No other approvals are needed, says city parks director Jeff Dillon.

It's a scary thought that bureaucrats and unelected commissions can make such a big decision. The public should come out and demand a proper balance between sports and nature in Russian Jack Springs Park.

BOTTOM LINE: The city should not build a driving range where now there are trees in Russian Jack Park.


Auto bailout

Murkowski joins skeptics

When Big Three auto executives rode their corporate jets into Washington, D.C., to seek more multi-billion dollar loans from the federal government, Alaska Sen. Lisa Murkowski was not sympathetic to their tales of woe.
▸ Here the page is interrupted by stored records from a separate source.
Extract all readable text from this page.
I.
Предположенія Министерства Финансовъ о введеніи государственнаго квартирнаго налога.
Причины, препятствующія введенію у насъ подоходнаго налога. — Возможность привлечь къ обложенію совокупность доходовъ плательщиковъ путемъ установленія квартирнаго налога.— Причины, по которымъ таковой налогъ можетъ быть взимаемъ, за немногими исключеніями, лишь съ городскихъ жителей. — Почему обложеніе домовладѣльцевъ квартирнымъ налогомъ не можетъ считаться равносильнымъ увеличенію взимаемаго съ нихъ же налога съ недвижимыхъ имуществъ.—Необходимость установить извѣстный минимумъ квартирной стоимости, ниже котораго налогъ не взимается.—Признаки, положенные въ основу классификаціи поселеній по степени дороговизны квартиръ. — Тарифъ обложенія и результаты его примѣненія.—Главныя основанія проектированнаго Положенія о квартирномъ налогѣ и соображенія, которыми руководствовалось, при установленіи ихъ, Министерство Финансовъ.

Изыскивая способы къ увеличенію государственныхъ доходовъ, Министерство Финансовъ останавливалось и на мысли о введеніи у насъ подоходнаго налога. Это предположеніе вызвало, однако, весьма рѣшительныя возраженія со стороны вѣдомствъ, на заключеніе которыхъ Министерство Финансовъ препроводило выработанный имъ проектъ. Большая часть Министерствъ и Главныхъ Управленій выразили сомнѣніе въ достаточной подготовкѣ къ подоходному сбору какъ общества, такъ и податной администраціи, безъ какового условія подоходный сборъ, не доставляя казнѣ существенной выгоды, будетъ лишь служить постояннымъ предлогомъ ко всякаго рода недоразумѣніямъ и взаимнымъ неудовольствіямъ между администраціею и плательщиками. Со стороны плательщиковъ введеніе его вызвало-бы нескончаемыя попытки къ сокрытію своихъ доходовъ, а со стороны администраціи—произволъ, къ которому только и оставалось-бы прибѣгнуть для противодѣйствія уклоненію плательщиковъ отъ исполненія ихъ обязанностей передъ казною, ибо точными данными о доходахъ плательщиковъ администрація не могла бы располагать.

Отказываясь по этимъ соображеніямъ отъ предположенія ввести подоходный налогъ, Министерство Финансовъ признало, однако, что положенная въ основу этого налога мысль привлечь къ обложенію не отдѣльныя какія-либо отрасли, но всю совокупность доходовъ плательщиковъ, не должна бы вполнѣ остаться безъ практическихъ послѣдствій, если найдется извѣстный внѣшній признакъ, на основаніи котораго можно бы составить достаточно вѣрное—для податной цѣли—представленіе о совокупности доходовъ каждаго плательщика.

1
"Throwing more money at the situation doesn't make these companies more sustainable; it just delays the inevitable," she says in her constituent newsletter. "Before any taxpayer funds are even considered, the industry needs to put forward a responsible business model that provides for a long-term fix."
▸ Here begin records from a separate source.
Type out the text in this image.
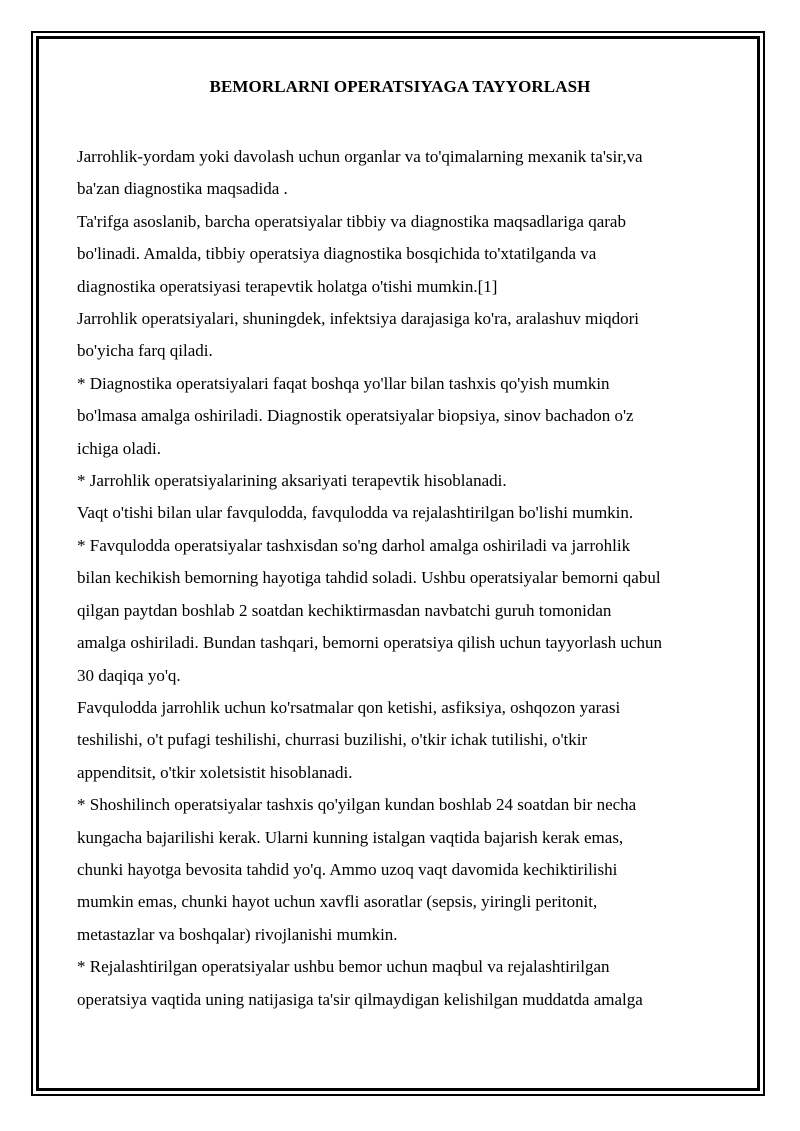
BEMORLARNI OPERATSIYAGA TAYYORLASH
Jarrohlik-yordam yoki davolash uchun organlar va to'qimalarning mexanik ta'sir,va
ba'zan diagnostika maqsadida .
Ta'rifga asoslanib, barcha operatsiyalar tibbiy va diagnostika maqsadlariga qarab
bo'linadi. Amalda, tibbiy operatsiya diagnostika bosqichida to'xtatilganda va
diagnostika operatsiyasi terapevtik holatga o'tishi mumkin.[1]
Jarrohlik operatsiyalari, shuningdek, infektsiya darajasiga ko'ra, aralashuv miqdori
bo'yicha farq qiladi.
* Diagnostika operatsiyalari faqat boshqa yo'llar bilan tashxis qo'yish mumkin
bo'lmasa amalga oshiriladi. Diagnostik operatsiyalar biopsiya, sinov bachadon o'z
ichiga oladi.
* Jarrohlik operatsiyalarining aksariyati terapevtik hisoblanadi.
Vaqt o'tishi bilan ular favqulodda, favqulodda va rejalashtirilgan bo'lishi mumkin.
* Favqulodda operatsiyalar tashxisdan so'ng darhol amalga oshiriladi va jarrohlik
bilan kechikish bemorning hayotiga tahdid soladi. Ushbu operatsiyalar bemorni qabul
qilgan paytdan boshlab 2 soatdan kechiktirmasdan navbatchi guruh tomonidan
amalga oshiriladi. Bundan tashqari, bemorni operatsiya qilish uchun tayyorlash uchun
30 daqiqa yo'q.
Favqulodda jarrohlik uchun ko'rsatmalar qon ketishi, asfiksiya, oshqozon yarasi
teshilishi, o't pufagi teshilishi, churrasi buzilishi, o'tkir ichak tutilishi, o'tkir
appenditsit, o'tkir xoletsistit hisoblanadi.
* Shoshilinch operatsiyalar tashxis qo'yilgan kundan boshlab 24 soatdan bir necha
kungacha bajarilishi kerak. Ularni kunning istalgan vaqtida bajarish kerak emas,
chunki hayotga bevosita tahdid yo'q. Ammo uzoq vaqt davomida kechiktirilishi
mumkin emas, chunki hayot uchun xavfli asoratlar (sepsis, yiringli peritonit,
metastazlar va boshqalar) rivojlanishi mumkin.
* Rejalashtirilgan operatsiyalar ushbu bemor uchun maqbul va rejalashtirilgan
operatsiya vaqtida uning natijasiga ta'sir qilmaydigan kelishilgan muddatda amalga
That would be a good start. The Big Three were essentially asking for a blank check to conduct business as usual.

It's hard to feel much sympathy for an industry that has done so much to prompt its own demise. American automakers relied on cranking out high-priced, high-profit gas guzzling trucks and SUVs, while using their political clout to ward off tighter energy efficiency standards and clean air rules. They were aided and abetted by auto worker unions, which enjoyed high wages and generous benefits for work that doesn't even require a high-school education, let alone college.

Such comfortable arrangements are only possible when competition is weak and profits are easy to come by. That era ended with the first energy crisis of the '70s. Foreign brands capitalized on Detroit's ineptitude to grab market share. Foreign firms offered American consumers higher-quality, more fuel-efficient cars often built in plants right here in the U.S.
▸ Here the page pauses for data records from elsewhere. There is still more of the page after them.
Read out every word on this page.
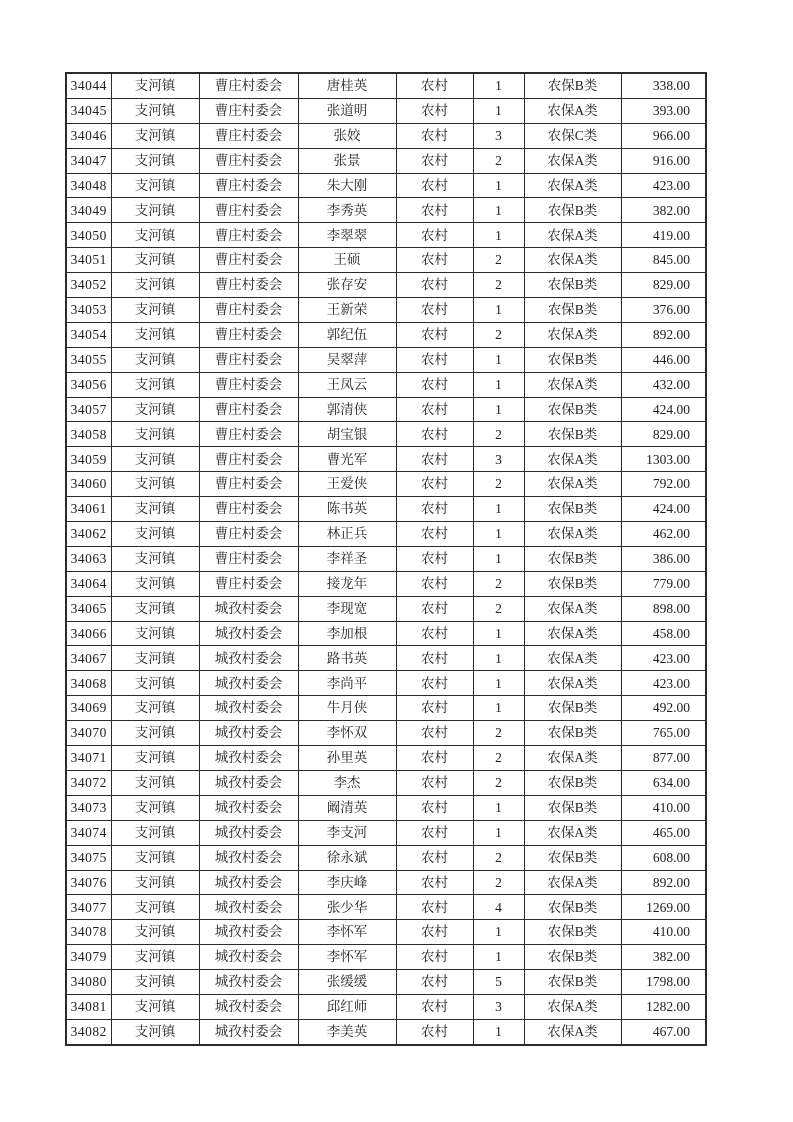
34044	支河镇	曹庄村委会	唐桂英	农村	1	农保B类	338.00
34045	支河镇	曹庄村委会	张道明	农村	1	农保A类	393.00
34046	支河镇	曹庄村委会	张姣	农村	3	农保C类	966.00
34047	支河镇	曹庄村委会	张景	农村	2	农保A类	916.00
34048	支河镇	曹庄村委会	朱大刚	农村	1	农保A类	423.00
34049	支河镇	曹庄村委会	李秀英	农村	1	农保B类	382.00
34050	支河镇	曹庄村委会	李翠翠	农村	1	农保A类	419.00
34051	支河镇	曹庄村委会	王硕	农村	2	农保A类	845.00
34052	支河镇	曹庄村委会	张存安	农村	2	农保B类	829.00
34053	支河镇	曹庄村委会	王新荣	农村	1	农保B类	376.00
34054	支河镇	曹庄村委会	郭纪伍	农村	2	农保A类	892.00
34055	支河镇	曹庄村委会	吴翠萍	农村	1	农保B类	446.00
34056	支河镇	曹庄村委会	王凤云	农村	1	农保A类	432.00
34057	支河镇	曹庄村委会	郭清侠	农村	1	农保B类	424.00
34058	支河镇	曹庄村委会	胡宝银	农村	2	农保B类	829.00
34059	支河镇	曹庄村委会	曹光军	农村	3	农保A类	1303.00
34060	支河镇	曹庄村委会	王爱侠	农村	2	农保A类	792.00
34061	支河镇	曹庄村委会	陈书英	农村	1	农保B类	424.00
34062	支河镇	曹庄村委会	林正兵	农村	1	农保A类	462.00
34063	支河镇	曹庄村委会	李祥圣	农村	1	农保B类	386.00
34064	支河镇	曹庄村委会	接龙年	农村	2	农保B类	779.00
34065	支河镇	城孜村委会	李现宽	农村	2	农保A类	898.00
34066	支河镇	城孜村委会	李加根	农村	1	农保A类	458.00
34067	支河镇	城孜村委会	路书英	农村	1	农保A类	423.00
34068	支河镇	城孜村委会	李尚平	农村	1	农保A类	423.00
34069	支河镇	城孜村委会	牛月侠	农村	1	农保B类	492.00
34070	支河镇	城孜村委会	李怀双	农村	2	农保B类	765.00
34071	支河镇	城孜村委会	孙里英	农村	2	农保A类	877.00
34072	支河镇	城孜村委会	李杰	农村	2	农保B类	634.00
34073	支河镇	城孜村委会	阚清英	农村	1	农保B类	410.00
34074	支河镇	城孜村委会	李支河	农村	1	农保A类	465.00
34075	支河镇	城孜村委会	徐永斌	农村	2	农保B类	608.00
34076	支河镇	城孜村委会	李庆峰	农村	2	农保A类	892.00
34077	支河镇	城孜村委会	张少华	农村	4	农保B类	1269.00
34078	支河镇	城孜村委会	李怀军	农村	1	农保B类	410.00
34079	支河镇	城孜村委会	李怀军	农村	1	农保B类	382.00
34080	支河镇	城孜村委会	张缓缓	农村	5	农保B类	1798.00
34081	支河镇	城孜村委会	邱红师	农村	3	农保A类	1282.00
34082	支河镇	城孜村委会	李美英	农村	1	农保A类	467.00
Having left Washington empty handed, GM, Ford and Chrysler will work up the plan demanded by congressional leaders and the incoming Obama administration.

The Big Three need to get out from under high-cost union contracts. They need to pare back executive salaries and perks. They need to show their survival doesn't depend on making vehicles that overload the air with pollutants, speed up global warming and feed our nation's addiction to imported oil.

If the Big Three present credible plans to do that -- with or without a trip to bankruptcy court -- they might be worth some kind of short-term aid from taxpayers.

BOTTOM LINE: Multi billion-dollar relief is a tough sell for industry with self-inflicted wounds.


FIND PROPOSALS FOR RUSSIAN JACK SPRINGS PARK: At muni.org/parks (go to park projects). A public information meeting is scheduled from 6:30 to 8:15 p.m. Monday at Begich Middle School. A public hearing will be held Dec. 11 at 6 p.m. before the city Parks Commission at Spenard Recreation Center.